Friday 31 January 2014

Spitballing

Serious For All Of Twenty-Four Hours

Apparently Labour revenue guru, David Clark was just making things up as he went along when he pronounced that a Labour government would ban the country from using Facebook, unless it paid more tax in New Zealand.  It took only twenty-four hours for the Labour leader to put out that particular fire.  Labour and Cunliffe (who did not rule it out for twenty-four hours) and Clark now have more scorched earth on their collective face than burns from a P-lab explosion. 

This from 3News:
Banning Facebook was an extreme suggestion from Labour Party MP David Clark - and it took party leader David Cunliffe just 24 hours to shut it down.  Mr Cunliffe has now ruled it out completely, but ridicule from the Government still came hard and fast.
But here is the point.  Banning Facebook was not an extreme suggestion, at least not to the statist mindset of the New Zealand's left.  Impractical and impossible to implement to be sure.  Covered with envious bile, naturally.  But the lust to control the lives of citizens is as natural and reasonable to the statist mindset as breathing the fecund air of their back room cabals. 

Here is another example of the genre--this time from David Parker, Labour's shadow finance minister, via Hansard:

Hon DAVID PARKER: … Neither do we think it is fair that some of the multinationals plunder the New Zealand economy—like Google, like Apple, like Facebook—take hundreds of millions of dollars out of the New Zealand economy, compete with New Zealand – based companies, and pay virtually no tax. 
Note the emotive rubbish here.  We poor sooks in New Zealand are sitting like primitive idiots, powerless, whilst Google, et al.  plunder us.  That's theft with menace, folks.  Look at all those poor countrymen whipped into line outside the Apple shop, being forced to by smart phones, lest Apple shoot their mothers and children. 

And these companies are said to be actually competing with New Zealand.  Parker, who hails from the deep, deep South must know of a secret, hillbilly silicon valley high up somewhere up in the Mackenzie Basin, bustling with high tech companies competing with Google and Apple.

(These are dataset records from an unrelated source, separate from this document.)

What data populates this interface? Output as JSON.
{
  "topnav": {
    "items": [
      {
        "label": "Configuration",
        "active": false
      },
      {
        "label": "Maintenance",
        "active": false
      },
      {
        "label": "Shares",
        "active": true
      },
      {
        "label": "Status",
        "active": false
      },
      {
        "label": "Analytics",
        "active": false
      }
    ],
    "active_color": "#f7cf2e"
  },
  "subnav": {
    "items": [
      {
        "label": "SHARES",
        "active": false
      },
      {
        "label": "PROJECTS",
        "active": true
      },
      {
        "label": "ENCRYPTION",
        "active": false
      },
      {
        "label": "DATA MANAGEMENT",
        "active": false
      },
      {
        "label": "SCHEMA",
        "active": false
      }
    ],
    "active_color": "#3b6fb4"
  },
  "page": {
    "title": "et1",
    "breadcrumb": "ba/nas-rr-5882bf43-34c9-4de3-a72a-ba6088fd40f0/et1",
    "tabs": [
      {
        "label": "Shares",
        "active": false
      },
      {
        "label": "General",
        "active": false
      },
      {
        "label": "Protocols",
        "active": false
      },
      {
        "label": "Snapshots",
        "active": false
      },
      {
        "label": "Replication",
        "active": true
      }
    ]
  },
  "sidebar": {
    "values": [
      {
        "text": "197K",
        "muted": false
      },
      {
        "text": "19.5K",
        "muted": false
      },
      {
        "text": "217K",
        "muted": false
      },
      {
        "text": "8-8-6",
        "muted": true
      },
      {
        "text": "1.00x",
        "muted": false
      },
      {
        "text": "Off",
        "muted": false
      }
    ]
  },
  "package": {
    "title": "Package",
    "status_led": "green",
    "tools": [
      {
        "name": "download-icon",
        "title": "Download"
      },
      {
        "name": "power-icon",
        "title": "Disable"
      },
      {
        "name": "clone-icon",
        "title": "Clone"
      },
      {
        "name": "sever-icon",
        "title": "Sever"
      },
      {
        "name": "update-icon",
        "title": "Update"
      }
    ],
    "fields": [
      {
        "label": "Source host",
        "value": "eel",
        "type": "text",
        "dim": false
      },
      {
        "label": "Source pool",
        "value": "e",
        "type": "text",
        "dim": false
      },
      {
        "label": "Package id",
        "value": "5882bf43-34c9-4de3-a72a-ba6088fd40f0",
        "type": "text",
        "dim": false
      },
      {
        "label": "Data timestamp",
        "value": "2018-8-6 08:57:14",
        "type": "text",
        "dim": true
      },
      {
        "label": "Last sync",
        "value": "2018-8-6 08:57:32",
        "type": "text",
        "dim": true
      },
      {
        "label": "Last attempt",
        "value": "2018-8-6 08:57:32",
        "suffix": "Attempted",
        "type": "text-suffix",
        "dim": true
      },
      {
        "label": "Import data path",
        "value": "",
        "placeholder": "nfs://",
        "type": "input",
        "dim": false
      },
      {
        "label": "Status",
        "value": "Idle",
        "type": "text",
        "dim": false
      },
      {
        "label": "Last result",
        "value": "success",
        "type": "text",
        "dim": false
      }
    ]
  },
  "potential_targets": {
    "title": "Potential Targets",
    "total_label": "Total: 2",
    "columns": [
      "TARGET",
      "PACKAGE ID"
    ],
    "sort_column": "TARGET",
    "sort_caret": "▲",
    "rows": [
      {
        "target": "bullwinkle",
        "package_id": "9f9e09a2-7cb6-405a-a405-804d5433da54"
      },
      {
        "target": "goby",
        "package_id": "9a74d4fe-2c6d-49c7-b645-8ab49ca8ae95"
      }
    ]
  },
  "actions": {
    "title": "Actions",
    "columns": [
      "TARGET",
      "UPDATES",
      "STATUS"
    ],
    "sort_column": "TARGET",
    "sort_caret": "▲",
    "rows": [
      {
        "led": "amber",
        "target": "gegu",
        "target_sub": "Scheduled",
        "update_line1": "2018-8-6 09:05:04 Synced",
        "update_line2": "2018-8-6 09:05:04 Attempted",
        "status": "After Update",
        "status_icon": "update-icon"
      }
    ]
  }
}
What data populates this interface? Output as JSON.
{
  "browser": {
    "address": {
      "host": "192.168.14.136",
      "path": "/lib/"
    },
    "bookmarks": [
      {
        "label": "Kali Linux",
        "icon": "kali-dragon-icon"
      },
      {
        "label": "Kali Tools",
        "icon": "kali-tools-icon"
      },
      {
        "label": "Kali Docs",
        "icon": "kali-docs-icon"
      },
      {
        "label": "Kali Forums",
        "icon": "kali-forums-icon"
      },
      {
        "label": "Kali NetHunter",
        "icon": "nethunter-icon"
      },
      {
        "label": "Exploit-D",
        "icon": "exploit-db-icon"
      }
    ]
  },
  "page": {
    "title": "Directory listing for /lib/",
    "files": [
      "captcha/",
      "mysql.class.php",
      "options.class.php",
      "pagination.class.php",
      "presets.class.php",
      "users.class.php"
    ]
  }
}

To be sure, no-one north of the Bombay Hill has ever heard of it.  But there you go. 

Mr Parker goes on to tell us that big international money is not going to impress him.  This chap is not for turning.

We in the Labour Party are willing to move on that, but the Government is not because once again it is preferring the interests of the wealthy. It is not willing to take on the multinationals, despite the fact that there is a glaring unfairness there, that they should pay their fair share of tax too, which they do not, and that there are mechanisms that could be used.

Oh, let's go whole hog.  What about Toyota and Mitsubishi and Hyundai?  They take mega-millions out of New Zealand (that is, they sell lots of vehicles here) and they are not paying nearly enough tax.  But here is an idea, Mr Parker.  Why not slap tariffs on these goods and services on all these furrin companies?  That will do the trick.  We are sure that will be one of the "mechanisms" that you have in mind.

But here the deceit and the legerdemain becomes evident.  This harrumping about filthy rich, multi-national companies might play to the visceral ruminations of socialists.  But what is really under attack here is the ordinary kiwi, the despised rube, who will end up paying more for goods and services, and thereby forced into a lower standard of living, as a result of Labour's ante-diluvian proposals.  Welcome to the world of visceral ignorant socialist envy, feeding off the lives of oppressed, downtrodden citizens.  The real workers' paradise of the socialist.